A new bacterial species, which colonized an underwater volcano after its eruption wiped out the original surrounding life, is described in a paper published online this week in Nature Ecology & Evolution. The study provides insights into understanding how life restarts and the creation of new habitats following a catastrophic event.
Just like on land, underwater volcanic eruptions produce lava and toxic gases, destroying all life in their vicinity, from bacteria to fish. Off the coast of the Canary Islands, the Tagoro submarine volcano erupted between 2011 and 2012, doing just that.
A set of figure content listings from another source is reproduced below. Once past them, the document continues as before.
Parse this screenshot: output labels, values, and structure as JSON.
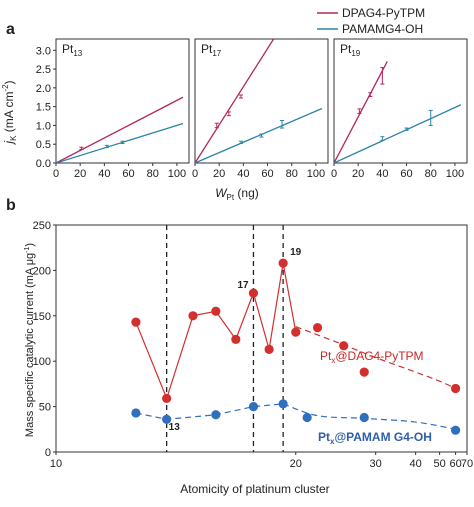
{
  "legend": {
    "items": [
      {
        "label": "DPAG4-PyTPM",
        "color": "#b5245e"
      },
      {
        "label": "PAMAMG4-OH",
        "color": "#2a84a8"
      }
    ]
  },
  "panel_a": {
    "label": "a",
    "ylabel_main": "j",
    "ylabel_sub": "K",
    "ylabel_unit": " (mA cm",
    "ylabel_sup": "-2",
    "ylabel_close": ")",
    "xlabel_main": "W",
    "xlabel_sub": "Pt",
    "xlabel_unit": " (ng)"
  },
  "panel_b": {
    "label": "b",
    "ylabel": "Mass specific catalytic current (mA μg",
    "ylabel_sup": "-1",
    "ylabel_close": ")",
    "xlabel": "Atomicity of platinum cluster",
    "annotations": {
      "a13": "13",
      "a17": "17",
      "a19": "19"
    },
    "series_label_red_main": "Pt",
    "series_label_red_sub": "x",
    "series_label_red_rest": "@DAG4-PyTPM",
    "series_label_blue_main": "Pt",
    "series_label_blue_sub": "x",
    "series_label_blue_rest": "@PAMAM G4-OH"
  },
  "chart_data": [
    {
      "type": "line",
      "panel": "a",
      "title_main": "Pt",
      "title_sub": "13",
      "xlim": [
        0,
        110
      ],
      "ylim": [
        0,
        3.3
      ],
      "xticks": [
        0,
        20,
        40,
        60,
        80,
        100
      ],
      "yticks": [
        0,
        0.5,
        1.0,
        1.5,
        2.0,
        2.5,
        3.0
      ],
      "ytick_labels": [
        "0.0",
        "0.5",
        "1.0",
        "1.5",
        "2.0",
        "2.5",
        "3.0"
      ],
      "series": [
        {
          "name": "DPAG4-PyTPM",
          "color": "#b5245e",
          "line": [
            [
              0,
              0
            ],
            [
              105,
              1.75
            ]
          ],
          "points": [
            {
              "x": 21,
              "y": 0.39,
              "err": 0.03
            }
          ]
        },
        {
          "name": "PAMAMG4-OH",
          "color": "#2a84a8",
          "line": [
            [
              0,
              0
            ],
            [
              105,
              1.05
            ]
          ],
          "points": [
            {
              "x": 42,
              "y": 0.44,
              "err": 0.03
            },
            {
              "x": 55,
              "y": 0.55,
              "err": 0.03
            }
          ]
        }
      ]
    },
    {
      "type": "line",
      "panel": "a",
      "title_main": "Pt",
      "title_sub": "17",
      "xlim": [
        0,
        110
      ],
      "ylim": [
        0,
        3.3
      ],
      "xticks": [
        0,
        20,
        40,
        60,
        80,
        100
      ],
      "series": [
        {
          "name": "DPAG4-PyTPM",
          "color": "#b5245e",
          "line": [
            [
              0,
              0
            ],
            [
              65,
              3.3
            ]
          ],
          "points": [
            {
              "x": 18,
              "y": 1.0,
              "err": 0.06
            },
            {
              "x": 28,
              "y": 1.31,
              "err": 0.05
            },
            {
              "x": 38,
              "y": 1.77,
              "err": 0.04
            }
          ]
        },
        {
          "name": "PAMAMG4-OH",
          "color": "#2a84a8",
          "line": [
            [
              0,
              0
            ],
            [
              105,
              1.45
            ]
          ],
          "points": [
            {
              "x": 38,
              "y": 0.55,
              "err": 0.03
            },
            {
              "x": 55,
              "y": 0.73,
              "err": 0.04
            },
            {
              "x": 72,
              "y": 1.03,
              "err": 0.1
            }
          ]
        }
      ]
    },
    {
      "type": "line",
      "panel": "a",
      "title_main": "Pt",
      "title_sub": "19",
      "xlim": [
        0,
        110
      ],
      "ylim": [
        0,
        3.3
      ],
      "xticks": [
        0,
        20,
        40,
        60,
        80,
        100
      ],
      "series": [
        {
          "name": "DPAG4-PyTPM",
          "color": "#b5245e",
          "line": [
            [
              0,
              0
            ],
            [
              44,
              2.7
            ]
          ],
          "points": [
            {
              "x": 21,
              "y": 1.38,
              "err": 0.06
            },
            {
              "x": 30,
              "y": 1.82,
              "err": 0.05
            },
            {
              "x": 40,
              "y": 2.32,
              "err": 0.22
            }
          ]
        },
        {
          "name": "PAMAMG4-OH",
          "color": "#2a84a8",
          "line": [
            [
              0,
              0
            ],
            [
              105,
              1.55
            ]
          ],
          "points": [
            {
              "x": 40,
              "y": 0.65,
              "err": 0.05
            },
            {
              "x": 60,
              "y": 0.9,
              "err": 0.03
            },
            {
              "x": 80,
              "y": 1.2,
              "err": 0.2
            }
          ]
        }
      ]
    },
    {
      "type": "line",
      "panel": "b",
      "xlim": [
        10,
        70
      ],
      "ylim": [
        0,
        250
      ],
      "x_scale": "reciprocal",
      "xticks": [
        10,
        20,
        30,
        40,
        50,
        60,
        70
      ],
      "yticks": [
        0,
        50,
        100,
        150,
        200,
        250
      ],
      "dashed_verticals": [
        13,
        17,
        19
      ],
      "series": [
        {
          "name": "Pt_x@DAG4-PyTPM",
          "color": "#d32f2f",
          "x": [
            12,
            13,
            14,
            15,
            16,
            17,
            18,
            19,
            20,
            22,
            25,
            28,
            60
          ],
          "y": [
            143,
            59,
            150,
            155,
            124,
            175,
            113,
            208,
            132,
            137,
            117,
            88,
            70
          ],
          "solid_until_x": 20,
          "trend": {
            "x": [
              20,
              25,
              30,
              40,
              50,
              60
            ],
            "y": [
              138,
              118,
              104,
              88,
              78,
              70
            ]
          }
        },
        {
          "name": "Pt_x@PAMAM G4-OH",
          "color": "#2f6fbf",
          "x": [
            12,
            13,
            15,
            17,
            19,
            21,
            28,
            60
          ],
          "y": [
            43,
            36,
            41,
            50,
            53,
            38,
            38,
            24
          ],
          "trend": {
            "x": [
              19,
              22,
              28,
              40,
              60
            ],
            "y": [
              53,
              40,
              37,
              33,
              25
            ]
          }
        }
      ]
    }
  ]
}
However, two years on, Roberto Danovaro and colleagues found that the seafloor around the volcano had been colonized by huge microbial mats that extended for kilometres. They used remotely operated vehicles, armed with tools for molecular, geochemical and microscopic analysis, to characterize the most striking of these previously unknown microbial organisms, hair-like strands of bacterial cells that they named Thiolava veneris (common name: Venus's hair). They find that T. veneris thrives in the sulfur-rich post-eruption environment, and, because of its ability to harness energy from both oxygen and nitrates, forms the basis of a food-chain in this seemingly hostile environment.
In an accompanying News & Views, David Kirchman writes: “Perhaps work could address even broader questions about where and how a cell first formed to take advantage of geothermal energy like microorganisms now do at the Tagoro volcano.”